Was aber erstaunlich ist und eher ein unfreundliches Wort verdient, ist, daß Sie das Geld jetzt zugunsten der Eltern verwenden und neue Plätze schaffen wollen. Das ist heuchlerisch.

(Sonja Deuter GAL: Das sage ich schon seit 1999!)

Ich will Ihnen auch sagen, Frau Deuter, warum ich das als heuchlerisch empfinde.

Der Senat hat diese Mehreinnahmen zugegeben, weil SOAL, ein alternativer Wohlfahrtsverband, seine Einrichtungen durchgezählt und festgestellt hat, wieviel Mehreinnahmen dabei herauskommen. Das hat der SOAL auf ganz Hamburg hochgerechnet und ist auf eine Summe von 18 Millionen DM an Mehreinnahmen gekommen. Der Senat hat gesagt, daß das nicht stimme, sondern nur eine Summe von 16 Millionen DM zustande komme. Also waren die Zählungen bei den Einrichtungen des SOAL hochrechenbar. Der SOAL hat ebenso Eltern befragt, die ihre Kinder wegen der neuen Elternbeiträge aus der Tagesbetreuung abgemeldet haben, weil die neuen Beiträge zu hoch sind. Wenn das wiederum auf Hamburg hochgerechnet wird, wurden aufgrund der neuen Elternbeiträge 2000 Kindergartenkinder abgemeldet.

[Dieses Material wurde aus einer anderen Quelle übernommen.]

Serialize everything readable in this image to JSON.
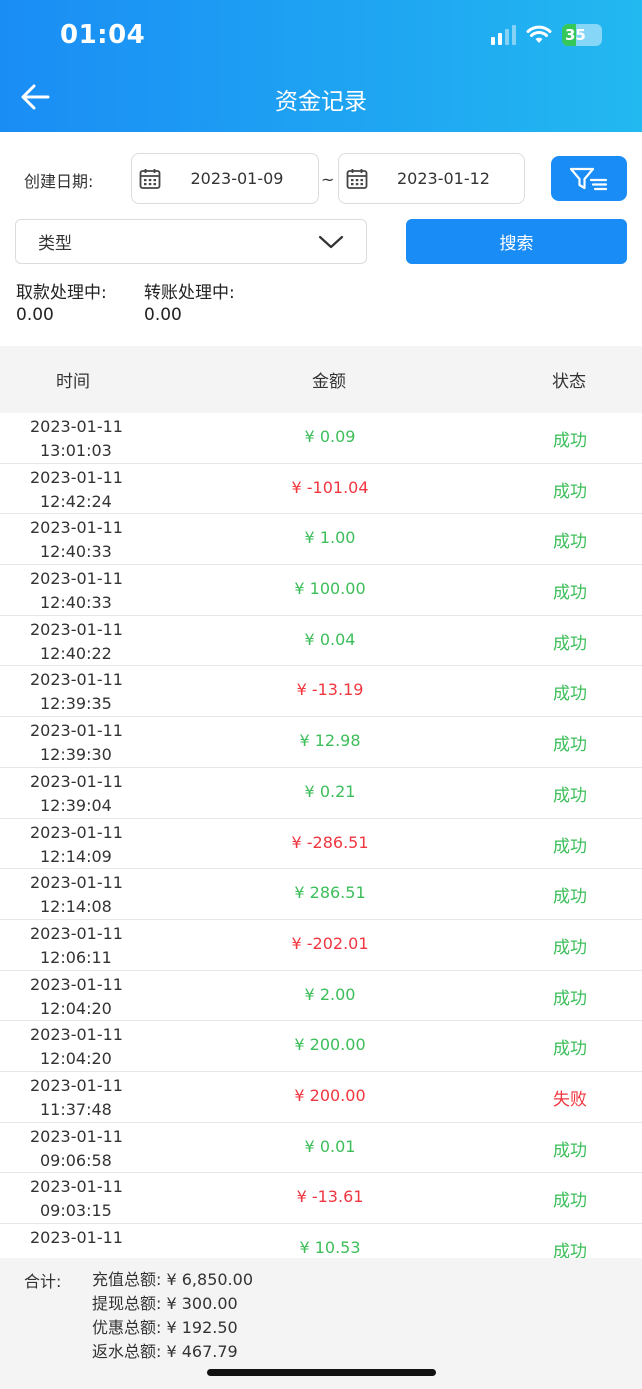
{
  "status_bar": {
    "time": "01:04",
    "battery": "35"
  },
  "header": {
    "title": "资金记录"
  },
  "filters": {
    "date_label": "创建日期:",
    "start_date": "2023-01-09",
    "separator": "~",
    "end_date": "2023-01-12",
    "type_label": "类型",
    "search_label": "搜索"
  },
  "pending": {
    "withdraw_label": "取款处理中:",
    "withdraw_value": "0.00",
    "transfer_label": "转账处理中:",
    "transfer_value": "0.00"
  },
  "table": {
    "headers": [
      "时间",
      "金额",
      "状态"
    ],
    "rows": [
      {
        "date": "2023-01-11",
        "time": "13:01:03",
        "amount": "¥ 0.09",
        "tone": "green",
        "status": "成功"
      },
      {
        "date": "2023-01-11",
        "time": "12:42:24",
        "amount": "¥ -101.04",
        "tone": "red",
        "status": "成功"
      },
      {
        "date": "2023-01-11",
        "time": "12:40:33",
        "amount": "¥ 1.00",
        "tone": "green",
        "status": "成功"
      },
      {
        "date": "2023-01-11",
        "time": "12:40:33",
        "amount": "¥ 100.00",
        "tone": "green",
        "status": "成功"
      },
      {
        "date": "2023-01-11",
        "time": "12:40:22",
        "amount": "¥ 0.04",
        "tone": "green",
        "status": "成功"
      },
      {
        "date": "2023-01-11",
        "time": "12:39:35",
        "amount": "¥ -13.19",
        "tone": "red",
        "status": "成功"
      },
      {
        "date": "2023-01-11",
        "time": "12:39:30",
        "amount": "¥ 12.98",
        "tone": "green",
        "status": "成功"
      },
      {
        "date": "2023-01-11",
        "time": "12:39:04",
        "amount": "¥ 0.21",
        "tone": "green",
        "status": "成功"
      },
      {
        "date": "2023-01-11",
        "time": "12:14:09",
        "amount": "¥ -286.51",
        "tone": "red",
        "status": "成功"
      },
      {
        "date": "2023-01-11",
        "time": "12:14:08",
        "amount": "¥ 286.51",
        "tone": "green",
        "status": "成功"
      },
      {
        "date": "2023-01-11",
        "time": "12:06:11",
        "amount": "¥ -202.01",
        "tone": "red",
        "status": "成功"
      },
      {
        "date": "2023-01-11",
        "time": "12:04:20",
        "amount": "¥ 2.00",
        "tone": "green",
        "status": "成功"
      },
      {
        "date": "2023-01-11",
        "time": "12:04:20",
        "amount": "¥ 200.00",
        "tone": "green",
        "status": "成功"
      },
      {
        "date": "2023-01-11",
        "time": "11:37:48",
        "amount": "¥ 200.00",
        "tone": "red",
        "status": "失败"
      },
      {
        "date": "2023-01-11",
        "time": "09:06:58",
        "amount": "¥ 0.01",
        "tone": "green",
        "status": "成功"
      },
      {
        "date": "2023-01-11",
        "time": "09:03:15",
        "amount": "¥ -13.61",
        "tone": "red",
        "status": "成功"
      },
      {
        "date": "2023-01-11",
        "time": "",
        "amount": "¥ 10.53",
        "tone": "green",
        "status": "成功"
      }
    ]
  },
  "summary": {
    "label": "合计:",
    "lines": [
      "充值总额: ¥ 6,850.00",
      "提现总额: ¥ 300.00",
      "优惠总额: ¥ 192.50",
      "返水总额: ¥ 467.79"
    ]
  },
  "colors": {
    "accent": "#1a8cf5",
    "success": "#3dbe5a",
    "negative": "#f0363f"
  }
}
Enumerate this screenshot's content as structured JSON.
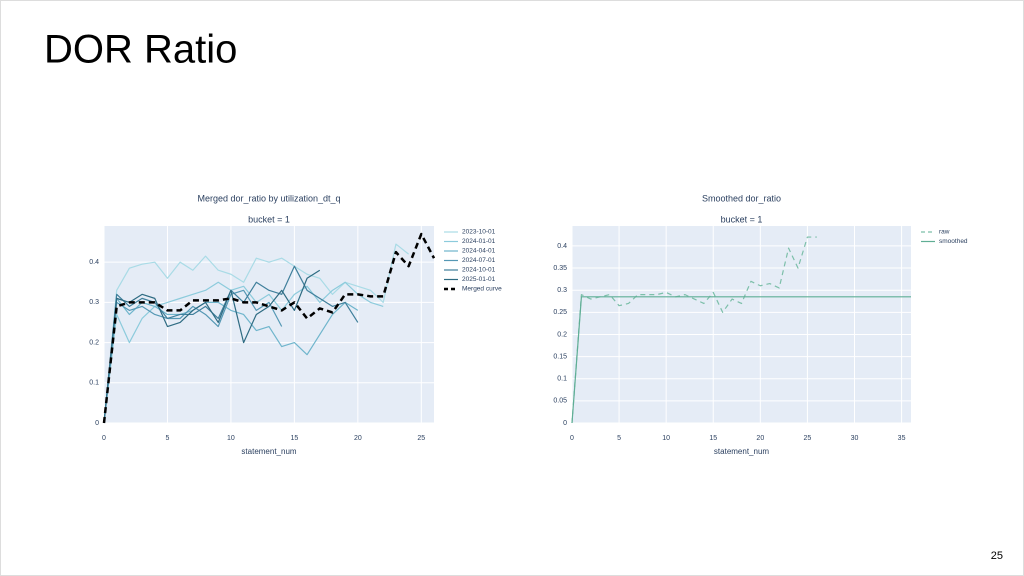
{
  "slide": {
    "title": "DOR Ratio",
    "page_number": 25
  },
  "chart_data": [
    {
      "type": "line",
      "title": "Merged dor_ratio by utilization_dt_q",
      "subtitle": "bucket = 1",
      "x_label": "statement_num",
      "x": [
        0,
        1,
        2,
        3,
        4,
        5,
        6,
        7,
        8,
        9,
        10,
        11,
        12,
        13,
        14,
        15,
        16,
        17,
        18,
        19,
        20,
        21,
        22,
        23,
        24,
        25,
        26
      ],
      "xlim": [
        0,
        26
      ],
      "xticks": [
        0,
        5,
        10,
        15,
        20,
        25
      ],
      "ylim": [
        0,
        0.49
      ],
      "yticks": [
        0,
        0.1,
        0.2,
        0.3,
        0.4
      ],
      "grid": true,
      "legend": "outside-right",
      "series": [
        {
          "name": "2023-10-01",
          "color": "#a9dbe6",
          "dash": false,
          "values": [
            0,
            0.33,
            0.385,
            0.395,
            0.4,
            0.36,
            0.4,
            0.38,
            0.415,
            0.38,
            0.37,
            0.35,
            0.41,
            0.4,
            0.41,
            0.39,
            0.37,
            0.36,
            0.32,
            0.35,
            0.34,
            0.33,
            0.3,
            0.445,
            0.42,
            null,
            null
          ]
        },
        {
          "name": "2024-01-01",
          "color": "#8ccbdc",
          "dash": false,
          "values": [
            0,
            0.27,
            0.2,
            0.26,
            0.29,
            0.3,
            0.31,
            0.32,
            0.33,
            0.35,
            0.33,
            0.34,
            0.3,
            0.32,
            0.28,
            0.32,
            0.34,
            0.3,
            0.33,
            0.35,
            0.32,
            0.3,
            0.29,
            null,
            null,
            null,
            null
          ]
        },
        {
          "name": "2024-04-01",
          "color": "#6fb5cc",
          "dash": false,
          "values": [
            0,
            0.31,
            0.27,
            0.3,
            0.29,
            0.27,
            0.27,
            0.28,
            0.3,
            0.3,
            0.28,
            0.27,
            0.23,
            0.24,
            0.19,
            0.2,
            0.17,
            0.22,
            0.27,
            0.3,
            0.28,
            null,
            null,
            null,
            null,
            null,
            null
          ]
        },
        {
          "name": "2024-07-01",
          "color": "#5598b4",
          "dash": false,
          "values": [
            0,
            0.3,
            0.28,
            0.29,
            0.27,
            0.26,
            0.26,
            0.29,
            0.27,
            0.24,
            0.32,
            0.33,
            0.28,
            0.3,
            0.24,
            null,
            null,
            null,
            null,
            null,
            null,
            null,
            null,
            null,
            null,
            null,
            null
          ]
        },
        {
          "name": "2024-10-01",
          "color": "#3f7f9b",
          "dash": false,
          "values": [
            0,
            0.32,
            0.29,
            0.31,
            0.3,
            0.26,
            0.27,
            0.27,
            0.29,
            0.26,
            0.33,
            0.3,
            0.35,
            0.33,
            0.32,
            0.39,
            0.33,
            0.31,
            0.29,
            0.3,
            0.25,
            null,
            null,
            null,
            null,
            null,
            null
          ]
        },
        {
          "name": "2025-01-01",
          "color": "#2e6b82",
          "dash": false,
          "values": [
            0,
            0.31,
            0.3,
            0.32,
            0.31,
            0.24,
            0.25,
            0.28,
            0.3,
            0.25,
            0.33,
            0.2,
            0.27,
            0.29,
            0.33,
            0.28,
            0.36,
            0.38,
            null,
            null,
            null,
            null,
            null,
            null,
            null,
            null,
            null
          ]
        },
        {
          "name": "Merged curve",
          "color": "#000000",
          "dash": true,
          "values": [
            0,
            0.29,
            0.3,
            0.3,
            0.3,
            0.28,
            0.28,
            0.305,
            0.305,
            0.305,
            0.31,
            0.3,
            0.3,
            0.29,
            0.28,
            0.3,
            0.26,
            0.285,
            0.275,
            0.32,
            0.32,
            0.315,
            0.315,
            0.425,
            0.39,
            0.47,
            0.41
          ]
        }
      ]
    },
    {
      "type": "line",
      "title": "Smoothed dor_ratio",
      "subtitle": "bucket = 1",
      "x_label": "statement_num",
      "xlim": [
        0,
        36
      ],
      "xticks": [
        0,
        5,
        10,
        15,
        20,
        25,
        30,
        35
      ],
      "ylim": [
        0,
        0.445
      ],
      "yticks": [
        0,
        0.05,
        0.1,
        0.15,
        0.2,
        0.25,
        0.3,
        0.35,
        0.4
      ],
      "grid": true,
      "legend": "outside-right",
      "series": [
        {
          "name": "raw",
          "color": "#7cbfa9",
          "dash": true,
          "x": [
            0,
            1,
            2,
            3,
            4,
            5,
            6,
            7,
            8,
            9,
            10,
            11,
            12,
            13,
            14,
            15,
            16,
            17,
            18,
            19,
            20,
            21,
            22,
            23,
            24,
            25,
            26
          ],
          "values": [
            0,
            0.29,
            0.28,
            0.285,
            0.29,
            0.265,
            0.27,
            0.29,
            0.29,
            0.29,
            0.295,
            0.285,
            0.29,
            0.28,
            0.27,
            0.295,
            0.25,
            0.28,
            0.27,
            0.32,
            0.31,
            0.315,
            0.305,
            0.395,
            0.35,
            0.42,
            0.42
          ]
        },
        {
          "name": "smoothed",
          "color": "#5fae95",
          "dash": false,
          "x": [
            0,
            1,
            36
          ],
          "values": [
            0,
            0.285,
            0.285
          ]
        }
      ]
    }
  ]
}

(Sonja Deuter GAL: Das stimmt nicht!)

Widerlegen Sie das.

Der Senat hat Mehreinnahmen von 16 Millionen DM bestätigt, bei den 2000 abgemeldeten Kindergartenkindern müssen Sie das auch noch tun. Ich möchte Sie fragen: Für wen wollen Sie neue Plätze schaffen? Eine Aufgabe der Sozialdemokratinnen und Sozialdemokraten und vielleicht auch der Grünen wäre es doch, dafür zu sorgen, daß die Kinder, die von ihren Eltern aus Geldgründen abgemeldet wurden,

(Holger Kahlbohm SPD: Sagen sie doch mal, wo leere Plätze sind!)

wieder die Möglichkeit haben, in ihre Betreuung zurückzukehren.

Dieser Zwischenruf, Herr Kahlbohm, erfreut mich besonders. Die SPD, die GAL und auch der Senat haben hier immer wieder gepredigt, daß sie die Kita Card nur dann einführen wollen, wenn es ein Überangebot an Plätzen gibt. Das haben Sie uns immer erzählt. Nun sitzen Sie in der ersten Reihe und fragen mich, wo die leeren Plätze seien. Es ist wirklich interessant, wie schnell Sie Ihr Fähnlein wenden.

(Beifall bei REGENBOGEN – für eine neue Linke – Holger Kahlbohm SPD: Haben wir nicht gesagt, ist doch Unsinn, was Sie sagen!)

Wir können das einmal nachlesen. Ich gebe Ihnen sofort recht, daß es Unsinn ist, was in sämtlichen Drucksachen stand. Aber es war immer rotgrüne Politik. Die Kita-Politik in dieser Stadt muß sich schnell und grundlegend ändern; es darf so nicht weitergemacht werden. Sie haben jetzt die Chance, den ersten Schritt zu machen, indem Sie die Ungerechtigkeiten bei den Elternbeiträgen zurücknehmen.